Common Misconceptions about Battering
There are a number of misconceptions about domestic violence that aid in society’s denial of the problem. Most of these focus on blaming survivors for the violence instead of addressing the issue of why individuals abuse their partners. Some of the most common misconceptions include:
Myth: The survivor, through their actions or behaviors, provokes the violence.
Fact: The use of violence has little to do with the survivor’s behavior and everything to do with the partner’s need to control others, their choice to use physical force, their own attitudes and expectations about male/female roles, and the lack of negative consequences they experience from their use of violence. If you are being abused, you have probably been told, at one time or another, that you do things which “cause” them to be violent. Remember, regardless of your behavior, it is your partner’s choice and decision to use violence. Blaming you for their actions is just one of the ways they will deny responsibility for the abuse.
Myth: Individuals who stay in abusive relationships are asking to be beaten, and therefore must “enjoy the abuse.”
Fact: This myth is especially insulting to someone who is being abused. No one wants to be beaten and, in fact, many individuals do leave. The reasons an individual may remain in an abusive relationship are varied and complex. It may be out of economic necessity, they may hope the abuse will end, or they may have religious beliefs or values about marriage and parenthood which make it difficult for them to leave. Most survivors are also threatened with severe harm to themselves or their children if they attempt to leave. This danger is real.
Myth: Domestic violence is caused by external factors or events, such as job stress, financial problems and alcohol/drug use.

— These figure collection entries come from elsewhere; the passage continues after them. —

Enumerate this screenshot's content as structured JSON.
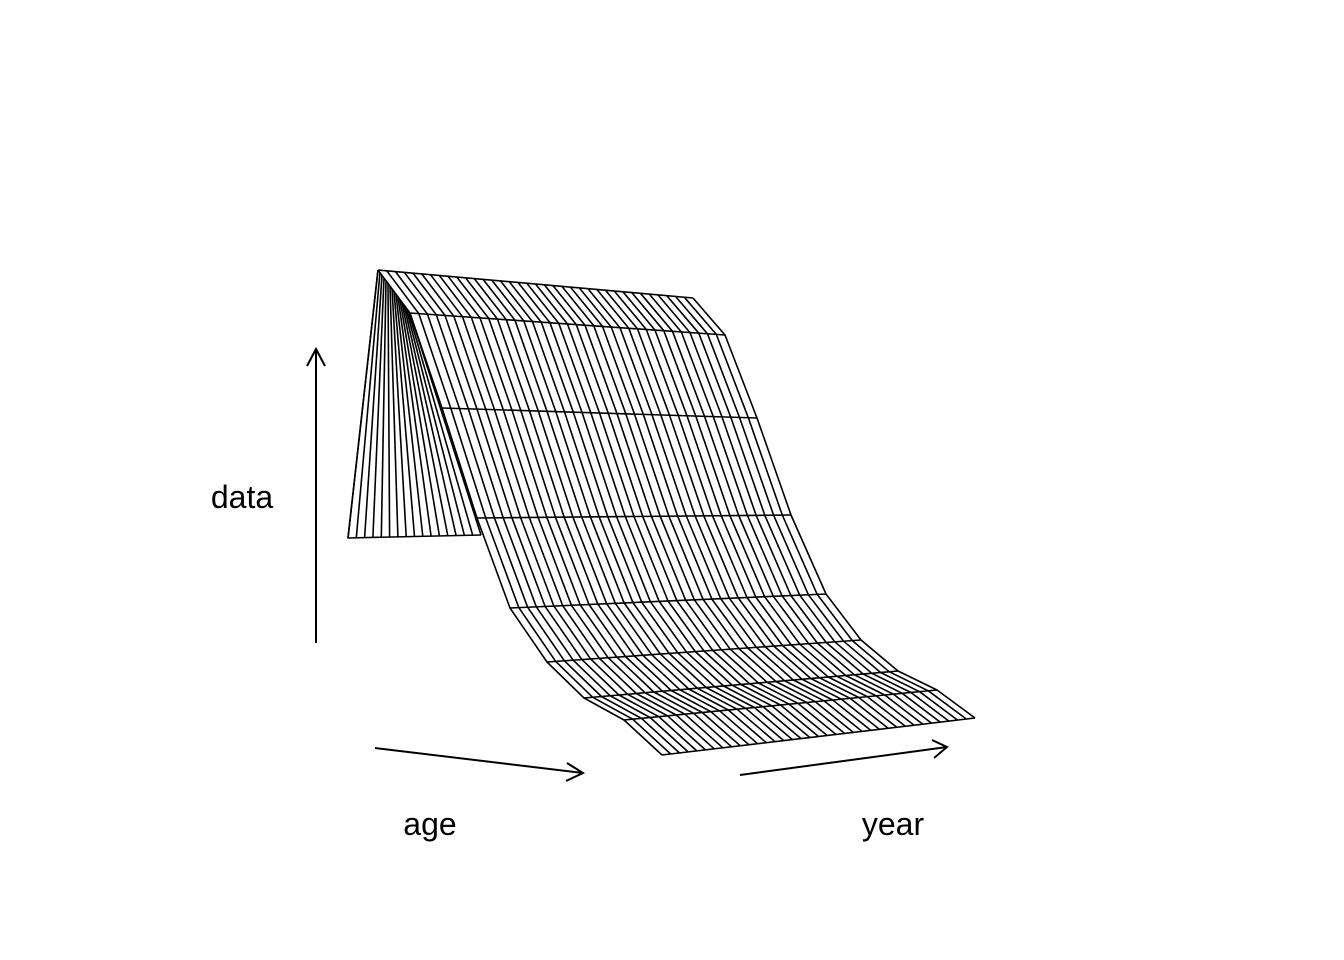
{
  "chart_data": {
    "type": "surface",
    "title": "",
    "xlabel": "age",
    "ylabel": "year",
    "zlabel": "data",
    "line_color": "#000000",
    "background": "#ffffff",
    "grid": false
  }
}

Fact: The truth is while some or all of these factors may be present in an abusive relationship, none, separately or together, are the cause of your partner’s violence. However, they are often used as convenient excuses for the abuse. It is important to know that by eliminating alcohol/drug use or minimizing the amount of stress in your relationship or in the abuser’s environment will rarely stop the abuse.
Myth: Batterers are “out of control” and/or just have a problem expressing anger.

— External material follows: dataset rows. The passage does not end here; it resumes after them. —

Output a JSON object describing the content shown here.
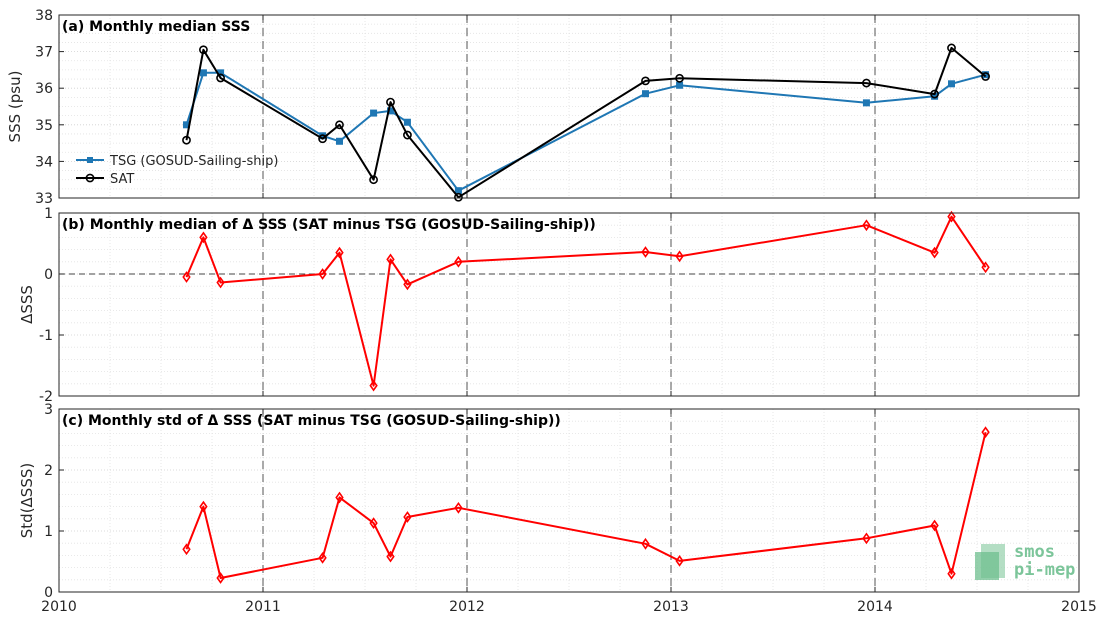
{
  "chart_data": [
    {
      "type": "line",
      "title": "(a) Monthly median SSS",
      "ylabel": "SSS (psu)",
      "xlim": [
        2010,
        2015
      ],
      "ylim": [
        33,
        38
      ],
      "yticks": [
        "33",
        "34",
        "35",
        "36",
        "37",
        "38"
      ],
      "xticks": [
        "2010",
        "2011",
        "2012",
        "2013",
        "2014",
        "2015"
      ],
      "legend_position": "lower-left",
      "grid": true,
      "series": [
        {
          "name": "TSG (GOSUD-Sailing-ship)",
          "color": "#1f77b4",
          "marker": "square",
          "x": [
            2010.625,
            2010.708,
            2010.792,
            2011.292,
            2011.375,
            2011.542,
            2011.625,
            2011.708,
            2011.958,
            2012.875,
            2013.042,
            2013.958,
            2014.292,
            2014.375,
            2014.542
          ],
          "values": [
            35.0,
            36.42,
            36.42,
            34.7,
            34.55,
            35.32,
            35.38,
            35.07,
            33.2,
            35.85,
            36.08,
            35.6,
            35.78,
            36.12,
            36.37
          ]
        },
        {
          "name": "SAT",
          "color": "#000000",
          "marker": "circle",
          "x": [
            2010.625,
            2010.708,
            2010.792,
            2011.292,
            2011.375,
            2011.542,
            2011.625,
            2011.708,
            2011.958,
            2012.875,
            2013.042,
            2013.958,
            2014.292,
            2014.375,
            2014.542
          ],
          "values": [
            34.58,
            37.05,
            36.28,
            34.62,
            35.0,
            33.5,
            35.62,
            34.72,
            33.02,
            36.2,
            36.27,
            36.14,
            35.84,
            37.1,
            36.32
          ]
        }
      ]
    },
    {
      "type": "line",
      "title": "(b) Monthly median of Δ SSS (SAT minus TSG (GOSUD-Sailing-ship))",
      "ylabel": "ΔSSS",
      "xlim": [
        2010,
        2015
      ],
      "ylim": [
        -2,
        1
      ],
      "yticks": [
        "-2",
        "-1",
        "0",
        "1"
      ],
      "grid": true,
      "zero_line": true,
      "series": [
        {
          "color": "#ff0000",
          "marker": "diamond",
          "x": [
            2010.625,
            2010.708,
            2010.792,
            2011.292,
            2011.375,
            2011.542,
            2011.625,
            2011.708,
            2011.958,
            2012.875,
            2013.042,
            2013.958,
            2014.292,
            2014.375,
            2014.542
          ],
          "values": [
            -0.05,
            0.6,
            -0.14,
            0.0,
            0.35,
            -1.83,
            0.24,
            -0.17,
            0.2,
            0.36,
            0.29,
            0.8,
            0.35,
            0.94,
            0.11
          ]
        }
      ]
    },
    {
      "type": "line",
      "title": "(c) Monthly std of Δ SSS (SAT minus TSG (GOSUD-Sailing-ship))",
      "ylabel": "Std(ΔSSS)",
      "xlim": [
        2010,
        2015
      ],
      "ylim": [
        0,
        3
      ],
      "yticks": [
        "0",
        "1",
        "2",
        "3"
      ],
      "grid": true,
      "series": [
        {
          "color": "#ff0000",
          "marker": "diamond",
          "x": [
            2010.625,
            2010.708,
            2010.792,
            2011.292,
            2011.375,
            2011.542,
            2011.625,
            2011.708,
            2011.958,
            2012.875,
            2013.042,
            2013.958,
            2014.292,
            2014.375,
            2014.542
          ],
          "values": [
            0.7,
            1.4,
            0.23,
            0.56,
            1.55,
            1.13,
            0.58,
            1.23,
            1.38,
            0.79,
            0.51,
            0.88,
            1.09,
            0.3,
            2.62
          ]
        }
      ]
    }
  ],
  "logo": {
    "line1": "smos",
    "line2": "pi-mep"
  }
}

Fact: Abusers often report they “just have a bad temper” and temporarily “lost control” during the assault. In reality, however, most abusers control their use of violence quite well. They are usually NOT physically violent towards you in the presence of others, nor are they abusive to their boss, their friends, or their neighbors. They only use violence against their partners or their children in the privacy of their own home. They choose the time, place and people they will abuse.
Remember, violence is a learned behavior. Your partner uses it to control you and to get a variety of their needs met. This is not being out of control. Rather, it is exerting control.
Myth: Abuse does not affect the children in the family. Usually, they do not even know it is happening.
Fact: Abuse can have a devastating impact on children. Children usually have a very accurate perception of what is happening, even at a very early age.
There are certainly other myths that perpetuate violence against survivors by minimizing the seriousness of the situation and focusing on the survivor’s behavior instead of the abuser’s choice to use violence. If you have believed in these myths, you have probably been torn between your need for safety and the desire to preserve your relationship. Keep in mind an abuser will encourage a belief in these myths so the responsibility for the abuse will not be placed with them.